The Jewish ‘nationalism’, as embodied by the State of Israel, literally means that there are no Israeli nationals, and that there cannot be. It may sound surreal (and should) to those who are not yet familiar with this bizarre concept – but even more bluntly put, Israelis don’t exist in the national sense – only as citizens. “Jewish” is defined as a “nationality” (alongside some 130 other recognized ‘nationalities’), and the purpose of this construct is simple: Since Israel defines itself as The Jewish State, and wishes to cement that concept fully as the Nation State of the Jewish People, the only ones who actually enjoy national rights, as opposed to merely citizenship rights, are the Jews. And yes when I say ‘the Jews’, I’m not accidentally generalizing – this is a generalization that Israel itself makes, an extra-territorial generalization, which entails that any Jew from anywhere can ‘return’, ‘ascend’ and receive automatic citizenship and a subsidy welcome package from the Jewish State. This even includes people who are not Jewish by Israeli orthodox law, merely by third generation paternal affiliation.
These are fantastic terms for Jews all over the world – I mean, why wouldn’t you want such an ‘insurance policy’?
It is this ‘insurance policy’ that makes it possible for Prime Minister Netanyahu to call on Jews to immigrate to Israel in the wake of terror, like he did in the wake of the Paris 2015 attacks:
“To all the Jews of France, all the Jews of Europe, Israel is not just the place in whose direction you pray, the state of Israel is your home”, he tweeted.

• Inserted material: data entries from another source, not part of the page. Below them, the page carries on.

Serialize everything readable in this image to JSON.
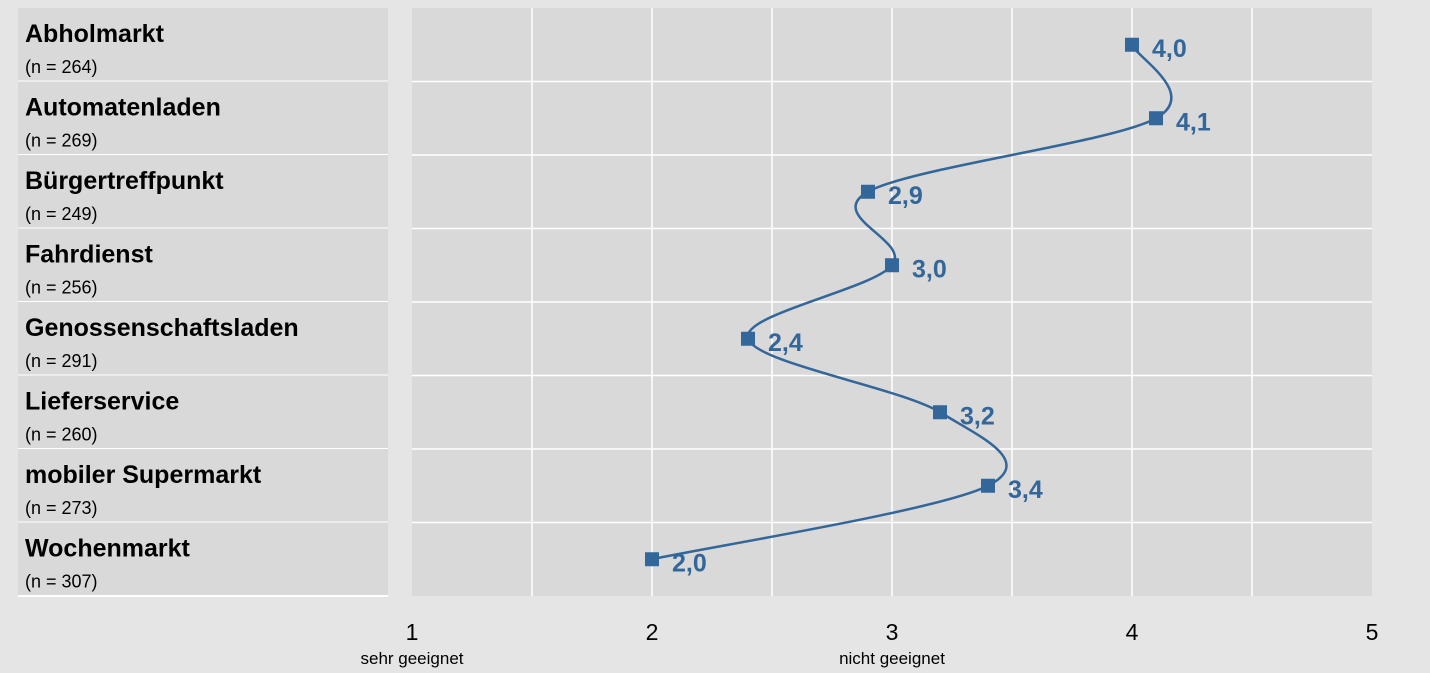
{
  "chart_data": {
    "type": "line",
    "orientation": "horizontal",
    "categories": [
      {
        "label": "Abholmarkt",
        "n": "(n = 264)"
      },
      {
        "label": "Automatenladen",
        "n": "(n = 269)"
      },
      {
        "label": "Bürgertreffpunkt",
        "n": "(n = 249)"
      },
      {
        "label": "Fahrdienst",
        "n": "(n = 256)"
      },
      {
        "label": "Genossenschaftsladen",
        "n": "(n = 291)"
      },
      {
        "label": "Lieferservice",
        "n": "(n = 260)"
      },
      {
        "label": "mobiler Supermarkt",
        "n": " (n = 273)"
      },
      {
        "label": "Wochenmarkt",
        "n": "(n = 307)"
      }
    ],
    "values": [
      4.0,
      4.1,
      2.9,
      3.0,
      2.4,
      3.2,
      3.4,
      2.0
    ],
    "value_labels": [
      "4,0",
      "4,1",
      "2,9",
      "3,0",
      "2,4",
      "3,2",
      "3,4",
      "2,0"
    ],
    "xlim": [
      1,
      5
    ],
    "x_ticks": [
      1,
      2,
      3,
      4,
      5
    ],
    "x_tick_labels": [
      "1",
      "2",
      "3",
      "4",
      "5"
    ],
    "x_annotations": [
      {
        "at": 1,
        "text": "sehr geeignet"
      },
      {
        "at": 3,
        "text": "nicht geeignet"
      }
    ],
    "grid": true,
    "line_smooth": true,
    "colors": {
      "series": "#336699",
      "plot_background": "#d9d9d9",
      "label_background": "#d9d9d9",
      "page_background": "#e5e5e5",
      "grid": "#ffffff",
      "text": "#000000"
    }
  }
}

Some Jews were concerned about what such proclamations and ‘insurance policies’ can mean. The Director of the European Jewish Association, Rabbi Menachem Margolin, said at the time:
“Israel must cease this Pavlovian reaction every time Jews in Europe are attacked. Every such Israeli campaign severely weakens and damages the Jewish communities that have the right to live securely wherever they are.”
This is essentially the point that the mentioned Edwin Montagu was also making, back in 1917:
“When the Jews are told that Palestine is their national home, every country will immediately desire to get rid of its Jewish citizens, and you will find a population in Palestine driving out its present inhabitants”.

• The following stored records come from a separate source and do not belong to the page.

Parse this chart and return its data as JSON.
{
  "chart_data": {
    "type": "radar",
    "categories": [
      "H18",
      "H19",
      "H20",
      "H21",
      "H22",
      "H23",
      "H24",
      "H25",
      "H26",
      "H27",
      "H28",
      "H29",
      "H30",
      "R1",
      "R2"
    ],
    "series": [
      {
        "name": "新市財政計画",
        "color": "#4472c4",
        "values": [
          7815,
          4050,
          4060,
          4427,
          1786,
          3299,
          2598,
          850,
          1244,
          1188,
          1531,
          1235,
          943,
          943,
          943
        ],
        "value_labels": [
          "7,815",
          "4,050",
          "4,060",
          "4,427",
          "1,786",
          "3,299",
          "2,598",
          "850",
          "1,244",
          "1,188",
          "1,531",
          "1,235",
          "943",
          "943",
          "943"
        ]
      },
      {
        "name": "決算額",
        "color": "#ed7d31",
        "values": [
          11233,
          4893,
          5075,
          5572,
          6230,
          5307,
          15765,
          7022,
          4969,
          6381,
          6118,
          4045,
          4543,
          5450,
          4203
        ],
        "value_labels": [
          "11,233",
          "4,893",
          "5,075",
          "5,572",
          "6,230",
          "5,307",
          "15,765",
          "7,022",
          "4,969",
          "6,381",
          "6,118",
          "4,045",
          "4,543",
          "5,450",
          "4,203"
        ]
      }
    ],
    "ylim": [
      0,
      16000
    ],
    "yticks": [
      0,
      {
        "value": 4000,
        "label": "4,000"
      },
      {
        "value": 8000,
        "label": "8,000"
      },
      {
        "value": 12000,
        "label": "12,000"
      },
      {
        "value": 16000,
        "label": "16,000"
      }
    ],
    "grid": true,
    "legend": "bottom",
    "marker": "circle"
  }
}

How insightful. Montagu elucidates not only the Judeo-centric concern – but the Palestinian one. And with all the Jewish concerns, it is the Palestinians who have had to pay most dearly for this Jewish ‘insurance policy’. The “Jewish nation” has for them meant dispossession, and it is a continuing matter. Jews around the world insist on their “birthright” to Israel, while those who were actually born there and have ancestry from time immemorial, are dispossessed. And when some Jews protest this, they even get the finger (see above how ‘Birthright’ founder Michael Steinhart reacted to Jewish protesters calling for boycott of the free trip to Israel for young Jews). But giving the finger to Jews is the least of it. That finger has been given to Palestinians all the way through, that’s what it’s all about. The Jewish ‘nation’ idea is about them being dispossessed and stripped of any national affiliation with their homeland, for Jews to ‘return’.

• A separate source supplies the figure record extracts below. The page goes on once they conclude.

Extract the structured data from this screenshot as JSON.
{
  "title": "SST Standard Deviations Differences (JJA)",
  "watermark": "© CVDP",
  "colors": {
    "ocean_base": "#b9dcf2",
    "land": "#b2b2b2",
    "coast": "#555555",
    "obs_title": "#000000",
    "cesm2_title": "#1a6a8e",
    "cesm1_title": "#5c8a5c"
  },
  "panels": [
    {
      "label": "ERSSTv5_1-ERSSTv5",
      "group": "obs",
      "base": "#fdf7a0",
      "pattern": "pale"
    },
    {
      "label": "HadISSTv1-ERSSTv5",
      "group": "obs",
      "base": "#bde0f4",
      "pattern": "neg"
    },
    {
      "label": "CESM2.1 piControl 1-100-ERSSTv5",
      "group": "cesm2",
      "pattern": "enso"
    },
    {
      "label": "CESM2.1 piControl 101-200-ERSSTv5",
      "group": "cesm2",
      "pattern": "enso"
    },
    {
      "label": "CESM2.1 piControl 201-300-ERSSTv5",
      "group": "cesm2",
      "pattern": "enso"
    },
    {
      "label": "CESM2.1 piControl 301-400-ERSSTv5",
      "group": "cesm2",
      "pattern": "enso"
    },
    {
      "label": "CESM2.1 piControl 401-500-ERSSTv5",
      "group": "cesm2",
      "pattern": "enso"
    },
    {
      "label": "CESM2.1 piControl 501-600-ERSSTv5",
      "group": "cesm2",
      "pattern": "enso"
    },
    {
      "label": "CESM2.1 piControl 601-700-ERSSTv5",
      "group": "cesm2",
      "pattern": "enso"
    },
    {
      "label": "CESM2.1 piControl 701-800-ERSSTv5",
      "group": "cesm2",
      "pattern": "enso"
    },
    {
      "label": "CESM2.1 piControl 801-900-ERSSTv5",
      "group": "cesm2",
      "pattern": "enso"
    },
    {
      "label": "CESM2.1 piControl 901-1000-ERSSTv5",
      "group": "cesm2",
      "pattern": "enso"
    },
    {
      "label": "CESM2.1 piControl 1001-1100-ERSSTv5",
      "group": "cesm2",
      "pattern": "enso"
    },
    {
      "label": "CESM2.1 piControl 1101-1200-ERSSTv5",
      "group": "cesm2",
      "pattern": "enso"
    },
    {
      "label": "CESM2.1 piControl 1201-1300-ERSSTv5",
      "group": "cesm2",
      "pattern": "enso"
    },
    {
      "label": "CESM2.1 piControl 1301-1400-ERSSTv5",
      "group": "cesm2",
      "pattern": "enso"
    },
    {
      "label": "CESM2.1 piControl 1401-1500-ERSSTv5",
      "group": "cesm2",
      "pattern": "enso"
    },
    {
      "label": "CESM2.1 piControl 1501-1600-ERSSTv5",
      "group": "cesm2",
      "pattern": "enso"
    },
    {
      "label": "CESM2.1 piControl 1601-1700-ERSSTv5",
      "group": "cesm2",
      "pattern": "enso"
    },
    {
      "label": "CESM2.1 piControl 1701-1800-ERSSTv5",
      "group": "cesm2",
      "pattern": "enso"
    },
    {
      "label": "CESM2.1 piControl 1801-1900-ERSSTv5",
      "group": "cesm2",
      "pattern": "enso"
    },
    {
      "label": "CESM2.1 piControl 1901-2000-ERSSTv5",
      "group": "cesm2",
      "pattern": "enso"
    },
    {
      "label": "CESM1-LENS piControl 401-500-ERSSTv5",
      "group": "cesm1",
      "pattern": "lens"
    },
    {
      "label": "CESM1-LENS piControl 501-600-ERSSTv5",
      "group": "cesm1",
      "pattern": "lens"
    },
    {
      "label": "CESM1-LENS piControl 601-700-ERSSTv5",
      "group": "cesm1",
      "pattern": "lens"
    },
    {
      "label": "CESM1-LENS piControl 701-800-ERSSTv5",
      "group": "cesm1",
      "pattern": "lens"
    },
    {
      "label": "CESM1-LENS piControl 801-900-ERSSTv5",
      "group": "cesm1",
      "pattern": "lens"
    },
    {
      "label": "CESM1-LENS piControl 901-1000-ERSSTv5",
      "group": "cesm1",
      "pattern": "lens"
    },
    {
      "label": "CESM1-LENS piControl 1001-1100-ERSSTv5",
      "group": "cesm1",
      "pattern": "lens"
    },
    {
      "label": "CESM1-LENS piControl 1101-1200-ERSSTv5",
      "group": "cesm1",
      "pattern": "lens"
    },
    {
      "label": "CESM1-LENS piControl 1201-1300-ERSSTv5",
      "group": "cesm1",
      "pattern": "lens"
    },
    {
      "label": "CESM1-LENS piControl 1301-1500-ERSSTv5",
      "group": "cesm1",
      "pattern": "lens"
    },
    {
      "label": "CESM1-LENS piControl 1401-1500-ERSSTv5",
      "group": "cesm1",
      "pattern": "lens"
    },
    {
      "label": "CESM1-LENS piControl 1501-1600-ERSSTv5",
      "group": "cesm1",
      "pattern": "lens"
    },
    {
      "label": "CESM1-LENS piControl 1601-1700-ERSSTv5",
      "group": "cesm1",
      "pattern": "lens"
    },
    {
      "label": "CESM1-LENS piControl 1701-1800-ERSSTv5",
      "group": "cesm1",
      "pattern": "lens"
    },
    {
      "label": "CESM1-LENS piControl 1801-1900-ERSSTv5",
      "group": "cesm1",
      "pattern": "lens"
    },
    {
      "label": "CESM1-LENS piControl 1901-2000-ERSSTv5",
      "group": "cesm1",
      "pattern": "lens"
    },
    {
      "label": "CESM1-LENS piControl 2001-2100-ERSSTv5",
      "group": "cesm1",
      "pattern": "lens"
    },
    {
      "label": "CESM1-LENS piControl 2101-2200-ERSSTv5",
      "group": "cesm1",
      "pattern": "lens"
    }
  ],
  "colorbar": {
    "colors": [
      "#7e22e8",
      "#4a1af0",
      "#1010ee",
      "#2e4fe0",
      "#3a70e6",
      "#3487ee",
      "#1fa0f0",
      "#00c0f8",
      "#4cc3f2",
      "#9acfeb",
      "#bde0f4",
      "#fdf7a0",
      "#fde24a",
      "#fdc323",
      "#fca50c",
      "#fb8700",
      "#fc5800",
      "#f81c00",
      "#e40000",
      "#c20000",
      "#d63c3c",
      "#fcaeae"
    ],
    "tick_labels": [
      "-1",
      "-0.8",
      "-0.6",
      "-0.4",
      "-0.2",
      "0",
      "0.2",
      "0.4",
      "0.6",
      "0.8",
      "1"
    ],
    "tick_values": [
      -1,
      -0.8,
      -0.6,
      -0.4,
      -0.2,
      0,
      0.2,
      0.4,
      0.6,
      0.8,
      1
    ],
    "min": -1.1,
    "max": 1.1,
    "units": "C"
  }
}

That’s what Israel’s ‘independence’ is about. It means ‘we don’t need Palestinians’. Because we already have a ‘nation’ – the Jewish one.
This is the central myth that needs to be dismantled – that of the ‘Jewish nation’. It is the absolute core of Zionism. Everything that Israel does stems from this notion, of the “Jewish nation”.
For Judaism to actually survive this horror and become a mere religion or societal tradition within modern constructs of ‘nations’, the myth of the ‘Jewish nation’ must be deconstructed. The archaic concept of a religious-conditioned ‘nation’ must give way to the modern, enlightened version, wherein the term basically defines those who happen live in a given territory in a given time, providing them with justice, freedom and equality. Dispossessing the vast majority of those under the pretext that there’s a ‘nation’ waiting to take their place cannot be the solution.